Google's DeepMind Failed A High School Level Math Test: What Does This Mean?

Google's premiere artificial intelligence program DeepMind nearly flunked a math exam designed to measure the knowledge of 16-year-old British students.

In a study titled "Analyzing Mathematical Reasoning Abilities of Neural Models," researchers put DeepMind's analytical skills to the test by exposing it to various mathematical subjects. They fed the AI with question typically found in schools in the UK, such as algebra, arithmetic, measurement, and calculus.

Despite its cutting-edge approach to learning, DeepMind had a hard time making calculations that a regular human teenager would normally breeze through. Google's AI, as it turns out, could only muster an E in the British grading system.

DeepMind's Neural Networks

For the experiment, the researchers subjected DeepMind to a 40-item math exam. While some of its algorithms performed well in the test, others had difficulties in understanding questions. This was evident when the machines tried to translate numbers, functions, symbols, and words.

At one point, the program was asked to give the sum of "1+1+1+1+1+1+1." Instead of giving the correct answer of "7", the machine surprisingly said it was "6".

In the end, DeepMind scored only 14 out of the 40 questions it was given.

What Happened To Google's AI?

DeepMind struggled to add numbers when the value became higher than the first few counting numbers it was given, just like with the question "1+1+1+1+1+1+1". The AI was asked to solve 1 + 1 + · · · + 1, where the number "1" appears n times.

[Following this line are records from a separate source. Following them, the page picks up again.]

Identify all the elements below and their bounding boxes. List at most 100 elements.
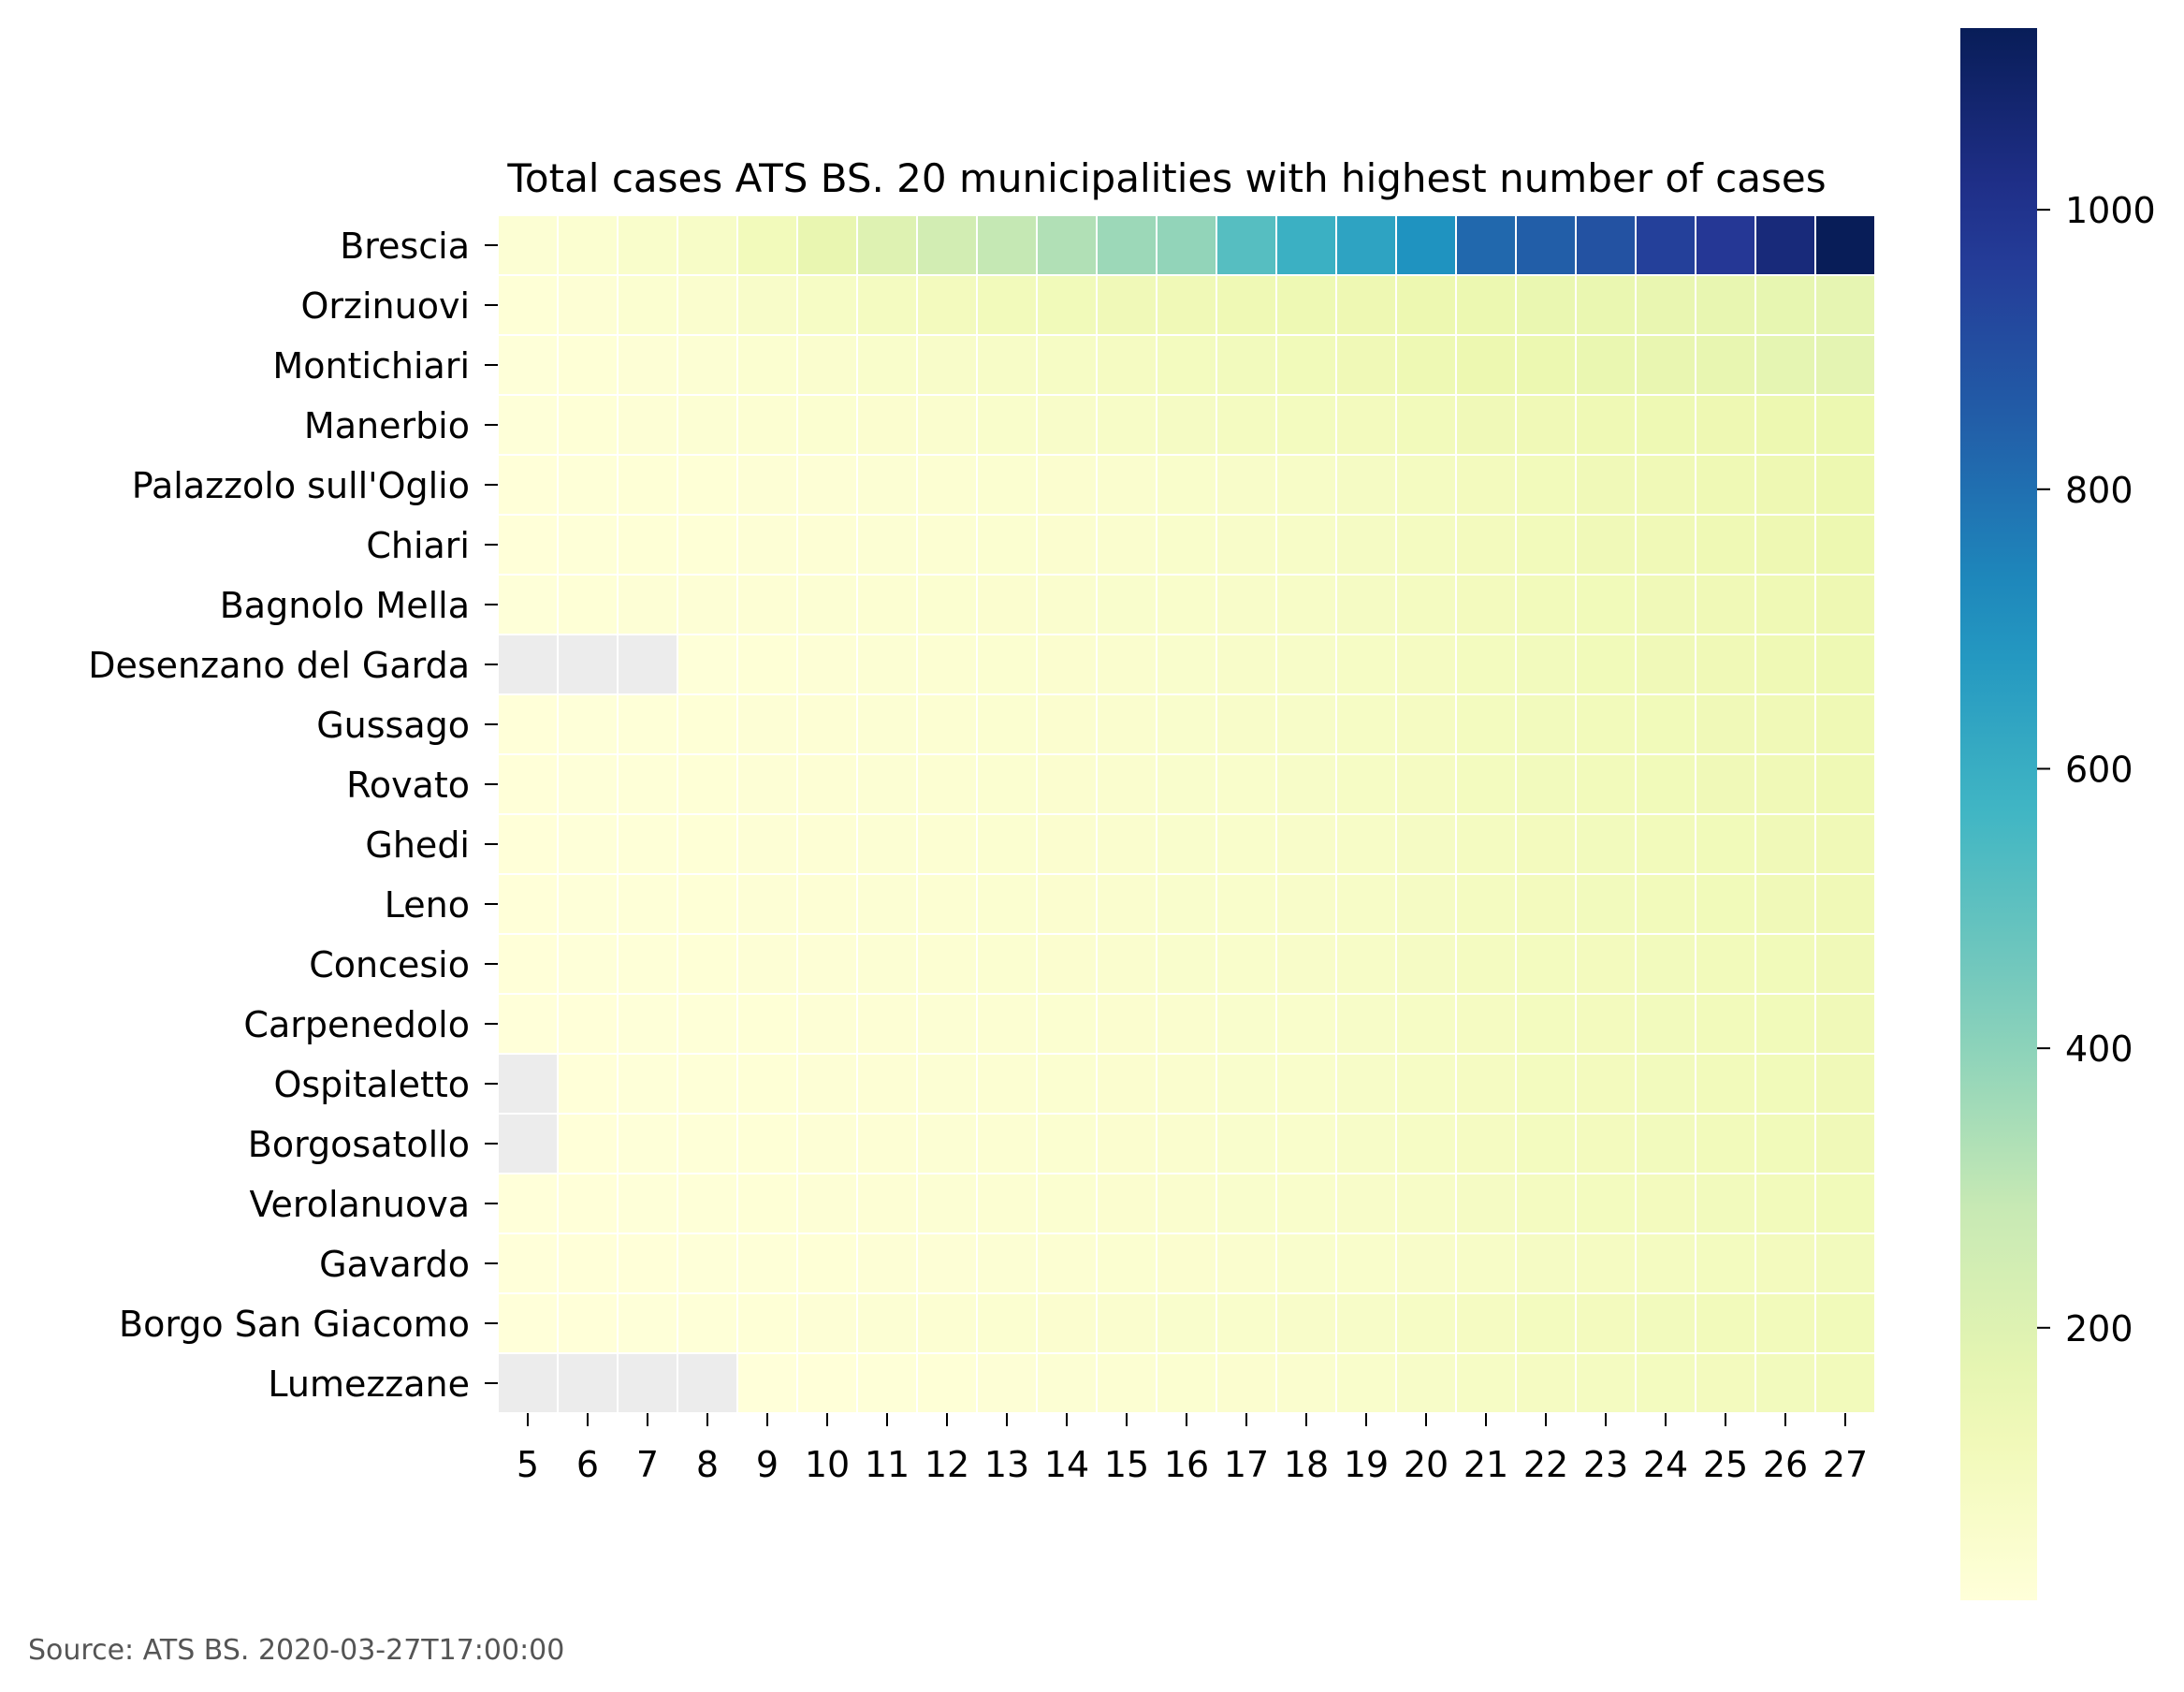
heatmap-cell	[617, 1173, 678, 1234]
heatmap-cell	[617, 214, 678, 276]
heatmap-cell	[677, 813, 738, 875]
heatmap-cell	[796, 334, 858, 396]
heatmap-cell	[1754, 394, 1816, 456]
y-tick-label: Lumezzane	[268, 1364, 470, 1405]
heatmap-cell	[1096, 574, 1158, 635]
heatmap-cell	[1156, 873, 1217, 935]
heatmap-cell	[1216, 933, 1277, 995]
heatmap-cell	[1036, 693, 1098, 755]
heatmap-cell	[1455, 574, 1517, 635]
x-tick-label: 26	[1763, 1444, 1808, 1485]
heatmap-cell	[1635, 214, 1696, 276]
colorbar-tick-label: 1000	[2065, 190, 2156, 231]
heatmap-cell	[1036, 753, 1098, 815]
heatmap-cell	[1754, 1292, 1816, 1354]
heatmap-cell	[1395, 753, 1457, 815]
y-tick-label: Ghedi	[365, 824, 470, 866]
heatmap-cell	[1275, 813, 1337, 875]
heatmap-cell	[916, 394, 978, 456]
heatmap-cell	[1216, 753, 1277, 815]
heatmap-cell	[557, 634, 619, 695]
heatmap-cell	[1275, 753, 1337, 815]
heatmap-cell	[1395, 574, 1457, 635]
heatmap-cell	[796, 394, 858, 456]
heatmap-cell	[856, 813, 918, 875]
heatmap-cell	[916, 274, 978, 336]
heatmap-cell	[557, 1053, 619, 1115]
heatmap-cell	[1216, 1233, 1277, 1294]
heatmap-cell	[1156, 334, 1217, 396]
heatmap-cell	[1695, 753, 1756, 815]
heatmap-cell	[1156, 574, 1217, 635]
heatmap-cell	[557, 334, 619, 396]
heatmap-cell	[1395, 993, 1457, 1055]
heatmap-cell	[1635, 1173, 1696, 1234]
heatmap-cell	[557, 813, 619, 875]
heatmap-cell	[1395, 1053, 1457, 1115]
heatmap-cell	[1335, 933, 1397, 995]
heatmap-cell	[1635, 1233, 1696, 1294]
heatmap-cell	[677, 993, 738, 1055]
heatmap-cell	[1275, 873, 1337, 935]
heatmap-cell	[557, 873, 619, 935]
heatmap-cell	[1754, 1053, 1816, 1115]
heatmap-cell	[1275, 574, 1337, 635]
y-axis: Brescia Orzinuovi Montichiari Manerbio Palaz…	[88, 226, 498, 1405]
heatmap-cell	[1096, 1113, 1158, 1174]
x-tick-label: 22	[1523, 1444, 1568, 1485]
heatmap-cell	[1395, 1352, 1457, 1414]
heatmap-cell	[1156, 1173, 1217, 1234]
heatmap-cell	[1335, 274, 1397, 336]
heatmap-cell	[1754, 1352, 1816, 1414]
heatmap-cell	[976, 394, 1038, 456]
heatmap-cell	[1515, 693, 1577, 755]
heatmap-cell	[677, 274, 738, 336]
heatmap-cell	[796, 514, 858, 576]
heatmap-cell	[736, 1292, 798, 1354]
heatmap-cell	[1515, 574, 1577, 635]
heatmap-cell	[736, 1113, 798, 1174]
heatmap-cell	[916, 1292, 978, 1354]
heatmap-cell	[1814, 1292, 1876, 1354]
heatmap-cell	[1695, 873, 1756, 935]
heatmap-cell	[856, 1233, 918, 1294]
heatmap-cell	[976, 993, 1038, 1055]
heatmap-cell	[856, 394, 918, 456]
heatmap-cell	[736, 334, 798, 396]
heatmap-cell	[677, 1292, 738, 1354]
heatmap-cell	[1754, 873, 1816, 935]
heatmap-cell	[1096, 1352, 1158, 1414]
heatmap-cell	[1455, 274, 1517, 336]
heatmap-cell	[1096, 753, 1158, 815]
heatmap-cell	[736, 514, 798, 576]
heatmap-cell	[976, 693, 1038, 755]
heatmap-cell	[916, 1233, 978, 1294]
heatmap-cell	[677, 1233, 738, 1294]
heatmap-cell	[1036, 1233, 1098, 1294]
heatmap-cell	[1455, 334, 1517, 396]
heatmap-cell	[1754, 1173, 1816, 1234]
heatmap-cell	[1216, 813, 1277, 875]
heatmap-cell	[1096, 873, 1158, 935]
heatmap-cell	[1754, 634, 1816, 695]
heatmap-cell	[1216, 1292, 1277, 1354]
heatmap-cell	[1216, 274, 1277, 336]
heatmap-cell	[856, 993, 918, 1055]
heatmap-cell	[1335, 873, 1397, 935]
heatmap-cell	[1096, 274, 1158, 336]
x-tick-label: 9	[756, 1444, 779, 1485]
heatmap-cell	[1335, 334, 1397, 396]
heatmap-cell	[1096, 514, 1158, 576]
heatmap-cell	[1814, 873, 1876, 935]
heatmap-cell	[617, 514, 678, 576]
heatmap-cell	[1575, 1053, 1637, 1115]
heatmap-cell	[617, 574, 678, 635]
x-tick-label: 6	[576, 1444, 599, 1485]
heatmap-cell	[1814, 813, 1876, 875]
heatmap-cell	[736, 274, 798, 336]
heatmap-cell	[677, 1352, 738, 1414]
heatmap-cell	[1036, 214, 1098, 276]
heatmap-cell	[557, 514, 619, 576]
x-tick-label: 18	[1284, 1444, 1329, 1485]
heatmap-cell	[1275, 334, 1337, 396]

The researchers said the neural network models they used were able to calculate the value for n ≤ 6 correctly, but they failed to do the same for n = 7. They also gave the incorrect answer for n > 7.

However, when the models were given larger numbers in longer sequences to solve, they were able to do so without any problems.

The researchers admit that they still do not have a "good explanation for this behaviour," but they believe the answer lies in how the neural networks go over each question and calculate the correct values.

Whenever the AI encounters the same number in a question multiple times, it thinks that the input is "camouflaged." This is why it failed to answer certain questions correctly.

The neural networks performed well when they were asked to find the "place value" in long numbers. They were also able to sort number sequences based on their size, as well as round decimal numbers.

The researchers hope that their findings will help inspire others to develop more neural network architectures for AI. They said the data set they have started can easily be extended, which would allow other computer scientists to expose AI to higher forms of mathematics such as those in the university level.

DeepMind For Video Gaming

DeepMind might not qualify as a math tutor for now, but it has a lot of other useful applications.

Researchers have used the program to build a fully functioning AI for the popular video game StarCraft II. AlphaStar was skilled enough to beat professional gamer Grzegorz "MaNa" Komincz in five consecutive matches without losing a single one.